Como saber se a matéria que você leu no jornal representa a verdade? Qual investimento é o melhor? CDB, CDI? CD’s, DVD’s? O aquecimento global é uma fria? Direita ou Esquerda? Eu tive uma educação básica deficiente e rasa, pois desde a infância fui incentivado a apenas acreditar e repetir tudo que já se sabe. Quando adulto, não muito diferente, me apeguei a verdades absolutas e inquestionáveis, mas, muitas vezes, me encontrei equivocado e em completo engano. Percebi que eu era um amontoado de saberes, um edifício que foi projetado por vários arquitetos, onde, para um mesmo assunto há milhares de opiniões, muitas vezes, conflitantes. Mas a vida nos obriga a agir, e para agir bem é necessário saber bem. Mas, como eu sei que sei bem? Foi preciso estabelecer algum tipo de nível ou uma medida de excelência que o nosso pensamento poderia alcançar. A maneira que aprendi a adquirir conhecimento, imitação passiva, apenas busca volume e quantidade, portanto, o seu produto será sempre uma grande verdade medíocre. Se o conhecimento fosse um edifício a qualidade dele não estaria na quantidade de andares, mas sim nos seus fundamentos, em seus alicerces. Para esse nível de saber, mais aprofundado e concreto, eu dei o nome de boa-verdade, que é a verdade superior e mais elevada. Deste ponto já podes entender a minha definição de boa-verdade, mas como de fato a alcançá-la? Como se aproximar do conhecimento verdadeiro se equívocos e mentiras também podem estar nos livros, jornais e universidades? O que pode nos garantir a boa-verdade?

Como solução passei a ser protagonista e investigar por minha conta, tudo que me é incerto e curioso. Usar meu próprio intelecto para encontrar conhecimento e tomar minhas posições. Vale a observação, pois nem sempre se usa o próprio pensamento para tomar posição. Acredito que a nossa preguiça biológica nos faz usar muletas intelectuais.
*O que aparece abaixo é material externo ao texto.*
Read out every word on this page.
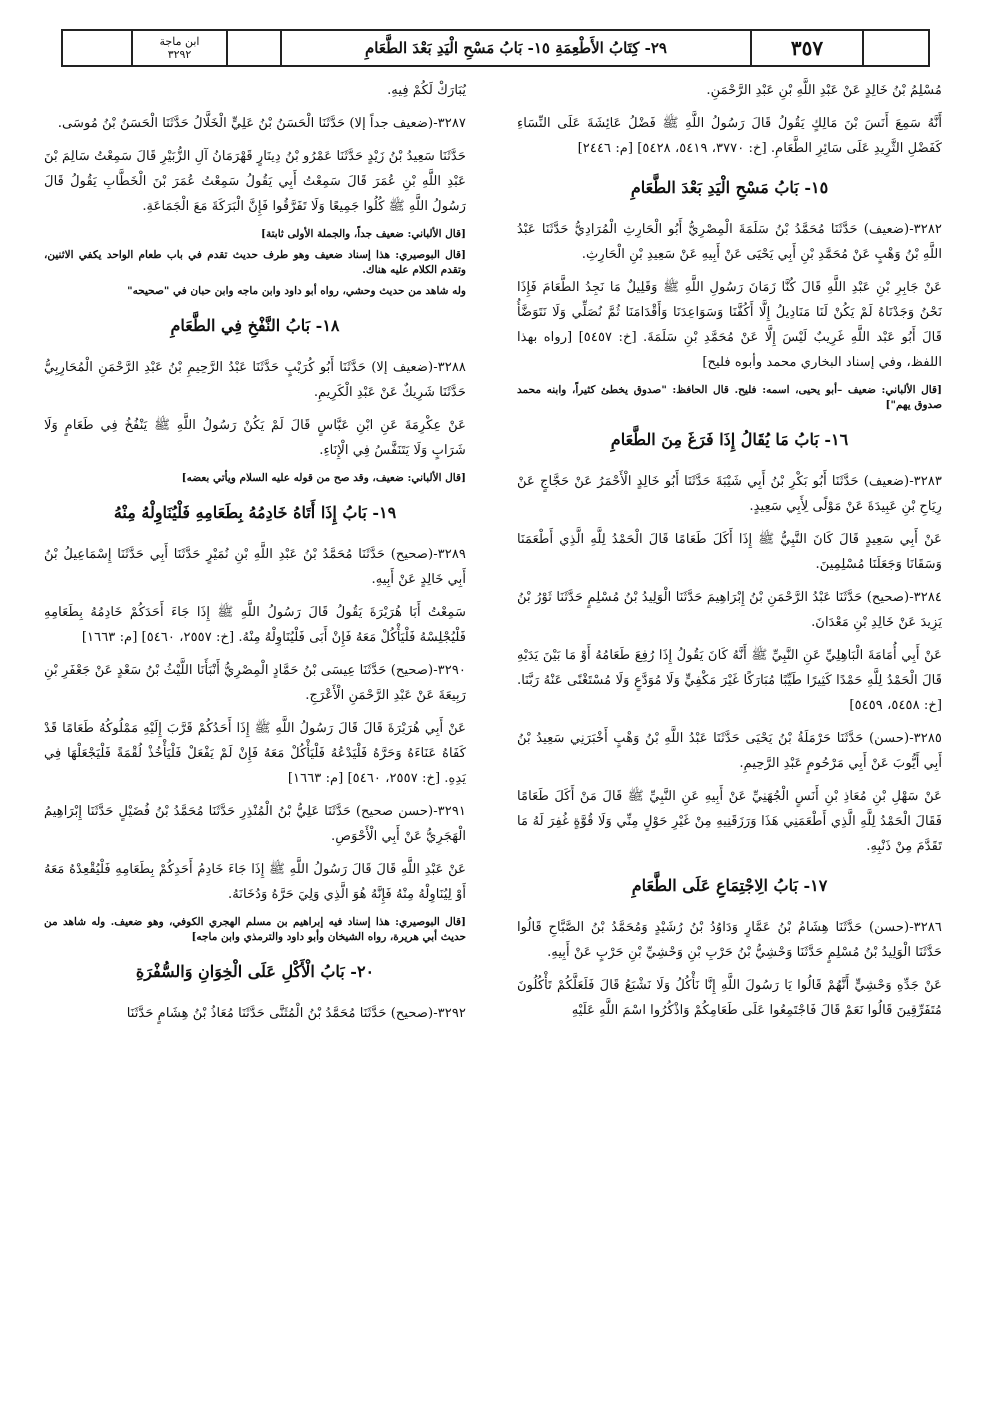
٣٥٧
٢٩- كِتَابُ الأَطْعِمَةِ ١٥- بَابُ مَسْحِ الْيَدِ بَعْدَ الطَّعَامِ
ابن ماجة
٣٢٩٢

مُسْلِمُ بْنُ خَالِدٍ عَنْ عَبْدِ اللَّهِ بْنِ عَبْدِ الرَّحْمَنِ.

أَنَّهُ سَمِعَ أَنَسَ بْنَ مَالِكٍ يَقُولُ قَالَ رَسُولُ اللَّهِ ﷺ فَضْلُ عَائِشَةَ عَلَى النِّسَاءِ كَفَضْلِ الثَّرِيدِ عَلَى سَائِرِ الطَّعَامِ. [خ: ٣٧٧٠، ٥٤١٩، ٥٤٢٨] [م: ٢٤٤٦]

١٥- بَابُ مَسْحِ الْيَدِ بَعْدَ الطَّعَامِ

٣٢٨٢-(ضعيف) حَدَّثَنَا مُحَمَّدُ بْنُ سَلَمَةَ الْمِصْرِيُّ أَبُو الْحَارِثِ الْمُرَادِيُّ حَدَّثَنَا عَبْدُ اللَّهِ بْنُ وَهْبٍ عَنْ مُحَمَّدِ بْنِ أَبِي يَحْيَى عَنْ أَبِيهِ عَنْ سَعِيدِ بْنِ الْحَارِثِ.

عَنْ جَابِرِ بْنِ عَبْدِ اللَّهِ قَالَ كُنَّا زَمَانَ رَسُولِ اللَّهِ ﷺ وَقَلِيلٌ مَا نَجِدُ الطَّعَامَ فَإِذَا نَحْنُ وَجَدْنَاهُ لَمْ يَكُنْ لَنَا مَنَادِيلُ إِلَّا أَكُفَّنَا وَسَوَاعِدَنَا وَأَقْدَامَنَا ثُمَّ نُصَلِّي وَلَا نَتَوَضَّأُ قَالَ أَبُو عَبْد اللَّهِ غَرِيبٌ لَيْسَ إِلَّا عَنْ مُحَمَّدِ بْنِ سَلَمَةَ. [خ: ٥٤٥٧] [رواه بهذا اللفظ، وفي إسناد البخاري محمد وأبوه فليح]

[قال الألباني: ضعيف –أبو يحيى، اسمه: فليح. قال الحافظ: "صدوق يخطئ كثيراً، وابنه محمد صدوق يهم"]

١٦- بَابُ مَا يُقَالُ إِذَا فَرَغَ مِنَ الطَّعَامِ

٣٢٨٣-(ضعيف) حَدَّثَنَا أَبُو بَكْرِ بْنُ أَبِي شَيْبَةَ حَدَّثَنَا أَبُو خَالِدٍ الْأَحْمَرُ عَنْ حَجَّاجٍ عَنْ رِيَاحِ بْنِ عَبِيدَةَ عَنْ مَوْلًى لِأَبِي سَعِيدٍ.

عَنْ أَبِي سَعِيدٍ قَالَ كَانَ النَّبِيُّ ﷺ إِذَا أَكَلَ طَعَامًا قَالَ الْحَمْدُ لِلَّهِ الَّذِي أَطْعَمَنَا وَسَقَانَا وَجَعَلَنَا مُسْلِمِينَ.

٣٢٨٤-(صحيح) حَدَّثَنَا عَبْدُ الرَّحْمَنِ بْنُ إِبْرَاهِيمَ حَدَّثَنَا الْوَلِيدُ بْنُ مُسْلِمٍ حَدَّثَنَا ثَوْرُ بْنُ يَزِيدَ عَنْ خَالِدِ بْنِ مَعْدَانَ.

عَنْ أَبِي أُمَامَةَ الْبَاهِلِيِّ عَنِ النَّبِيِّ ﷺ أَنَّهُ كَانَ يَقُولُ إِذَا رُفِعَ طَعَامُهُ أَوْ مَا بَيْنَ يَدَيْهِ قَالَ الْحَمْدُ لِلَّهِ حَمْدًا كَثِيرًا طَيِّبًا مُبَارَكًا غَيْرَ مَكْفِيٍّ وَلَا مُوَدَّعٍ وَلَا مُسْتَغْنًى عَنْهُ رَبَّنَا. [خ: ٥٤٥٨، ٥٤٥٩]

٣٢٨٥-(حسن) حَدَّثَنَا حَرْمَلَةُ بْنُ يَحْيَى حَدَّثَنَا عَبْدُ اللَّهِ بْنُ وَهْبٍ أَخْبَرَنِي سَعِيدُ بْنُ أَبِي أَيُّوبَ عَنْ أَبِي مَرْحُومٍ عَبْدِ الرَّحِيمِ.

عَنْ سَهْلِ بْنِ مُعَاذِ بْنِ أَنَسٍ الْجُهَنِيِّ عَنْ أَبِيهِ عَنِ النَّبِيِّ ﷺ قَالَ مَنْ أَكَلَ طَعَامًا فَقَالَ الْحَمْدُ لِلَّهِ الَّذِي أَطْعَمَنِي هَذَا وَرَزَقَنِيهِ مِنْ غَيْرِ حَوْلٍ مِنِّي وَلَا قُوَّةٍ غُفِرَ لَهُ مَا تَقَدَّمَ مِنْ ذَنْبِهِ.

١٧- بَابُ الِاجْتِمَاعِ عَلَى الطَّعَامِ

٣٢٨٦-(حسن) حَدَّثَنَا هِشَامُ بْنُ عَمَّارٍ وَدَاوُدُ بْنُ رُشَيْدٍ وَمُحَمَّدُ بْنُ الصَّبَّاحِ قَالُوا حَدَّثَنَا الْوَلِيدُ بْنُ مُسْلِمٍ حَدَّثَنَا وَحْشِيُّ بْنُ حَرْبِ بْنِ وَحْشِيِّ بْنِ حَرْبٍ عَنْ أَبِيهِ.

عَنْ جَدِّهِ وَحْشِيٍّ أَنَّهُمْ قَالُوا يَا رَسُولَ اللَّهِ إِنَّا نَأْكُلُ وَلَا نَشْبَعُ قَالَ فَلَعَلَّكُمْ تَأْكُلُونَ مُتَفَرِّقِينَ قَالُوا نَعَمْ قَالَ فَاجْتَمِعُوا عَلَى طَعَامِكُمْ وَاذْكُرُوا اسْمَ اللَّهِ عَلَيْهِ

يُبَارَكْ لَكُمْ فِيهِ.

٣٢٨٧-(ضعيف جداً إلا) حَدَّثَنَا الْحَسَنُ بْنُ عَلِيٍّ الْخَلَّالُ حَدَّثَنَا الْحَسَنُ بْنُ مُوسَى.

حَدَّثَنَا سَعِيدُ بْنُ زَيْدٍ حَدَّثَنَا عَمْرُو بْنُ دِينَارٍ قَهْرَمَانُ آلِ الزُّبَيْرِ قَالَ سَمِعْتُ سَالِمَ بْنَ عَبْدِ اللَّهِ بْنِ عُمَرَ قَالَ سَمِعْتُ أَبِي يَقُولُ سَمِعْتُ عُمَرَ بْنَ الْخَطَّابِ يَقُولُ قَالَ رَسُولُ اللَّهِ ﷺ كُلُوا جَمِيعًا وَلَا تَفَرَّقُوا فَإِنَّ الْبَرَكَةَ مَعَ الْجَمَاعَةِ.

[قال الألباني: ضعيف جداً، والجملة الأولى ثابتة]

[قال البوصيري: هذا إسناد ضعيف وهو طرف حديث تقدم في باب طعام الواحد يكفي الاثنين، وتقدم الكلام عليه هناك.

وله شاهد من حديث وحشي، رواه أبو داود وابن ماجه وابن حبان في "صحيحه"

١٨- بَابُ النَّفْخِ فِي الطَّعَامِ

٣٢٨٨-(ضعيف إلا) حَدَّثَنَا أَبُو كُرَيْبٍ حَدَّثَنَا عَبْدُ الرَّحِيمِ بْنُ عَبْدِ الرَّحْمَنِ الْمُحَارِبِيُّ حَدَّثَنَا شَرِيكٌ عَنْ عَبْدِ الْكَرِيمِ.

عَنْ عِكْرِمَةَ عَنِ ابْنِ عَبَّاسٍ قَالَ لَمْ يَكُنْ رَسُولُ اللَّهِ ﷺ يَنْفُخُ فِي طَعَامٍ وَلَا شَرَابٍ وَلَا يَتَنَفَّسُ فِي الْإِنَاءِ.

[قال الألباني: ضعيف، وقد صح من قوله عليه السلام ويأتي بعضه]

١٩- بَابُ إِذَا أَتَاهُ خَادِمُهُ بِطَعَامِهِ فَلْيُنَاوِلْهُ مِنْهُ

٣٢٨٩-(صحيح) حَدَّثَنَا مُحَمَّدُ بْنُ عَبْدِ اللَّهِ بْنِ نُمَيْرٍ حَدَّثَنَا أَبِي حَدَّثَنَا إِسْمَاعِيلُ بْنُ أَبِي خَالِدٍ عَنْ أَبِيهِ.

سَمِعْتُ أَبَا هُرَيْرَةَ يَقُولُ قَالَ رَسُولُ اللَّهِ ﷺ إِذَا جَاءَ أَحَدَكُمْ خَادِمُهُ بِطَعَامِهِ فَلْيُجْلِسْهُ فَلْيَأْكُلْ مَعَهُ فَإِنْ أَبَى فَلْيُنَاوِلْهُ مِنْهُ. [خ: ٢٥٥٧، ٥٤٦٠] [م: ١٦٦٣]

٣٢٩٠-(صحيح) حَدَّثَنَا عِيسَى بْنُ حَمَّادٍ الْمِصْرِيُّ أَنْبَأَنَا اللَّيْثُ بْنُ سَعْدٍ عَنْ جَعْفَرِ بْنِ رَبِيعَةَ عَنْ عَبْدِ الرَّحْمَنِ الْأَعْرَجِ.

عَنْ أَبِي هُرَيْرَةَ قَالَ قَالَ رَسُولُ اللَّهِ ﷺ إِذَا أَحَدُكُمْ قَرَّبَ إِلَيْهِ مَمْلُوكُهُ طَعَامًا قَدْ كَفَاهُ عَنَاءَهُ وَحَرَّهُ فَلْيَدْعُهُ فَلْيَأْكُلْ مَعَهُ فَإِنْ لَمْ يَفْعَلْ فَلْيَأْخُذْ لُقْمَةً فَلْيَجْعَلْهَا فِي يَدِهِ. [خ: ٢٥٥٧، ٥٤٦٠] [م: ١٦٦٣]

٣٢٩١-(حسن صحيح) حَدَّثَنَا عَلِيُّ بْنُ الْمُنْذِرِ حَدَّثَنَا مُحَمَّدُ بْنُ فُضَيْلٍ حَدَّثَنَا إِبْرَاهِيمُ الْهَجَرِيُّ عَنْ أَبِي الْأَحْوَصِ.

عَنْ عَبْدِ اللَّهِ قَالَ قَالَ رَسُولُ اللَّهِ ﷺ إِذَا جَاءَ خَادِمُ أَحَدِكُمْ بِطَعَامِهِ فَلْيُقْعِدْهُ مَعَهُ أَوْ لِيُنَاوِلْهُ مِنْهُ فَإِنَّهُ هُوَ الَّذِي وَلِيَ حَرَّهُ وَدُخَانَهُ.

[قال البوصيري: هذا إسناد فيه إبراهيم بن مسلم الهجري الكوفي، وهو ضعيف. وله شاهد من حديث أبي هريرة، رواه الشيخان وأبو داود والترمذي وابن ماجه]

٢٠- بَابُ الْأَكْلِ عَلَى الْخِوَانِ وَالسُّفْرَةِ

٣٢٩٢-(صحيح) حَدَّثَنَا مُحَمَّدُ بْنُ الْمُثَنَّى حَدَّثَنَا مُعَاذُ بْنُ هِشَامٍ حَدَّثَنَا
Pensar bem é tão cansativo quanto correr, por isso, delegamos esse “exercício” a alguém que acreditamos pensar melhor, uma autoridade, então tomamos emprestado da autoridade a sua opinião, e depois a temos como a nossa, sem conhecer o processo que a construiu. Mas embora confortável e às vezes acertada, a faculdade de usar essas muletas dominou todas as áreas e momentos das nossas vidas: Como consumir, se relacionar, votar e até mesmo quem amar é ordenado é orquestrado fora da nossa dimensão intelectual. Acho que em algum nível, terceirizamos o discernimento. Mas a qualidade de pensar não é o que nos torna diferente dos outros animais? Por que recusaríamos esse dom? Tomar posições usando autoridades de conhecimento às vezes é necessário, porém raso e intelectualmente atrofiante. Considerando isso, estabeleci a primeira regra do meu método de vida: As autoridades não seriam mais o Pastor, Miriam Leitão, Cortela ou Pedro Bial, mas sim o meu próprio bom senso, o meu intelecto.
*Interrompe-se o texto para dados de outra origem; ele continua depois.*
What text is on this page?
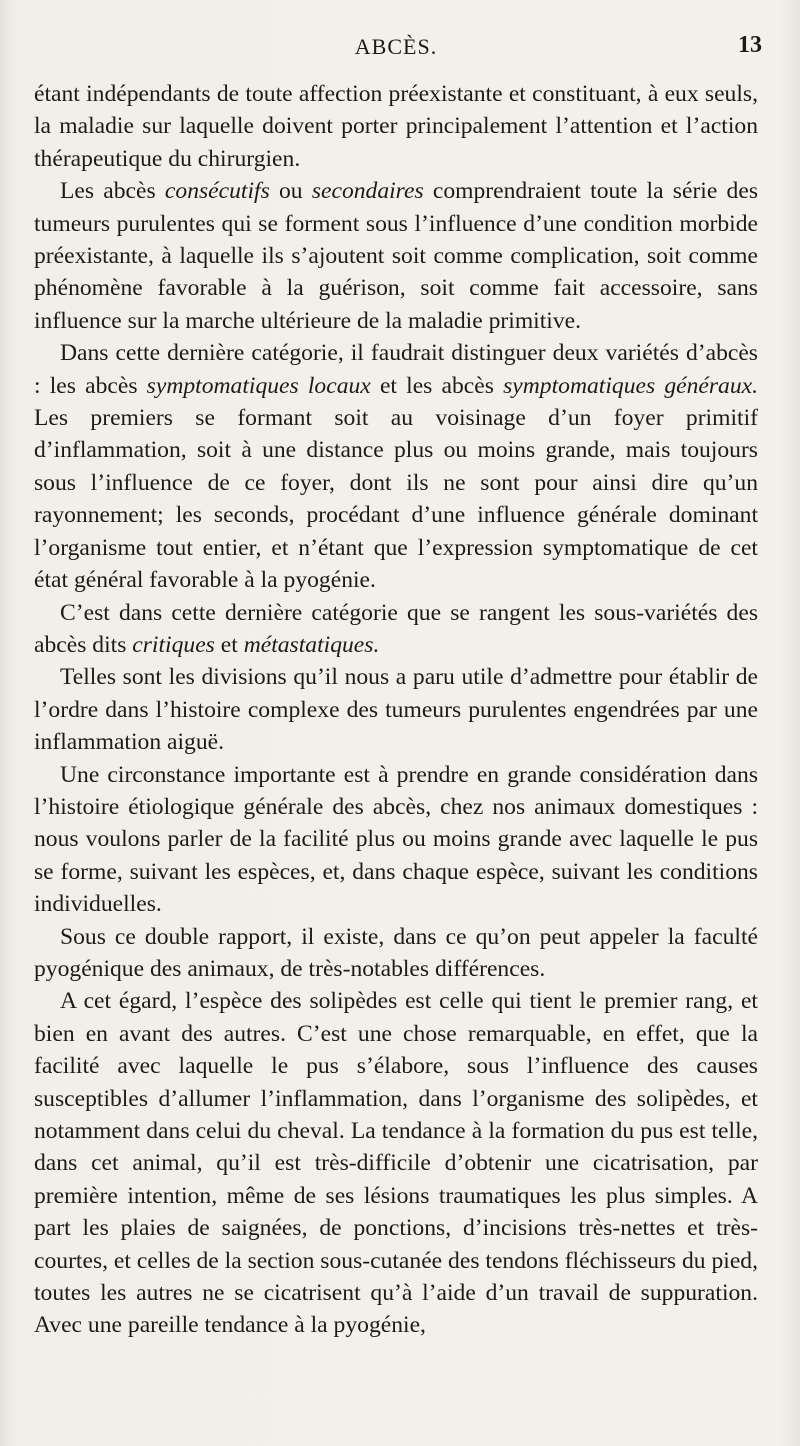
ABCÈS.	13

étant indépendants de toute affection préexistante et constituant, à eux seuls, la maladie sur laquelle doivent porter principalement l’attention et l’action thérapeutique du chirurgien.

Les abcès consécutifs ou secondaires comprendraient toute la série des tumeurs purulentes qui se forment sous l’influence d’une condition morbide préexistante, à laquelle ils s’ajoutent soit comme complication, soit comme phénomène favorable à la guérison, soit comme fait accessoire, sans influence sur la marche ultérieure de la maladie primitive.

Dans cette dernière catégorie, il faudrait distinguer deux variétés d’abcès : les abcès symptomatiques locaux et les abcès symptomatiques généraux. Les premiers se formant soit au voisinage d’un foyer primitif d’inflammation, soit à une distance plus ou moins grande, mais toujours sous l’influence de ce foyer, dont ils ne sont pour ainsi dire qu’un rayonnement; les seconds, procédant d’une influence générale dominant l’organisme tout entier, et n’étant que l’expression symptomatique de cet état général favorable à la pyogénie.

C’est dans cette dernière catégorie que se rangent les sous-variétés des abcès dits critiques et métastatiques.

Telles sont les divisions qu’il nous a paru utile d’admettre pour établir de l’ordre dans l’histoire complexe des tumeurs purulentes engendrées par une inflammation aiguë.

Une circonstance importante est à prendre en grande considération dans l’histoire étiologique générale des abcès, chez nos animaux domestiques : nous voulons parler de la facilité plus ou moins grande avec laquelle le pus se forme, suivant les espèces, et, dans chaque espèce, suivant les conditions individuelles.

Sous ce double rapport, il existe, dans ce qu’on peut appeler la faculté pyogénique des animaux, de très-notables différences.

A cet égard, l’espèce des solipèdes est celle qui tient le premier rang, et bien en avant des autres. C’est une chose remarquable, en effet, que la facilité avec laquelle le pus s’élabore, sous l’influence des causes susceptibles d’allumer l’inflammation, dans l’organisme des solipèdes, et notamment dans celui du cheval. La tendance à la formation du pus est telle, dans cet animal, qu’il est très-difficile d’obtenir une cicatrisation, par première intention, même de ses lésions traumatiques les plus simples. A part les plaies de saignées, de ponctions, d’incisions très-nettes et très-courtes, et celles de la section sous-cutanée des tendons fléchisseurs du pied, toutes les autres ne se cicatrisent qu’à l’aide d’un travail de suppuration. Avec une pareille tendance à la pyogénie,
Não virei um cético e passei a duvidar por duvidar de todo material científico. Aceitar todo conhecimento como falso seria arrogante e desinteressante. Também não é possível e nem conveniente compreendermos tudo sobre a vida. Por que seria útil saber sobre o princípio ativo da aspirina ou a anatomia de um coração? Para nada! Por isso, foi necessário direcionar minhas energias ao que seria a gênesis da boa-verdade. Escolher o mais elementar dos saberes e que talvez me conduzisse com melhor qualidade o pensamento de qualquer natureza. Decidir cruzar o mais tempestuoso dos oceanos: Descobrir a essência da natureza humana! Seria como encontrar a chave para o sentido da vida. Eu naveguei em todas as direções que me ajudassem a chegar à ilha da humanidade. O primeiro passo foi me introduzir a ciências humanas: sociologia, psicologia, antropologia, arte, literatura, linguagem e muitas outras que eu coloco em um bloco que chamo de humanologia. O segundo passo, que também é a segunda regra do meu método, é usar a inteligência a meu serviço, então de tudo que adquirir das outras ciências, começo a duvidar sistematicamente daquilo que não é claro e distinto. Com pouco tempo entendi que cada incerteza era fruto da distância entre mim e objeto de estudo. Cada ruído era provocado por lacunas que são as interpretações dos intermediários, por isso, foi necessário me aproximar, passei eu mesmo a realizar pesquisas, experiências e elaborei o meu próprio método de investigação. Para tentar responder as minhas questões coletei um volume grande informações, entretanto, sem conclusões, me percebi perdido e à deriva no caos que é a abstração humana. Tornei-me um naufrago, sem direção, apenas remando em um angustiante oceano sem horizonte.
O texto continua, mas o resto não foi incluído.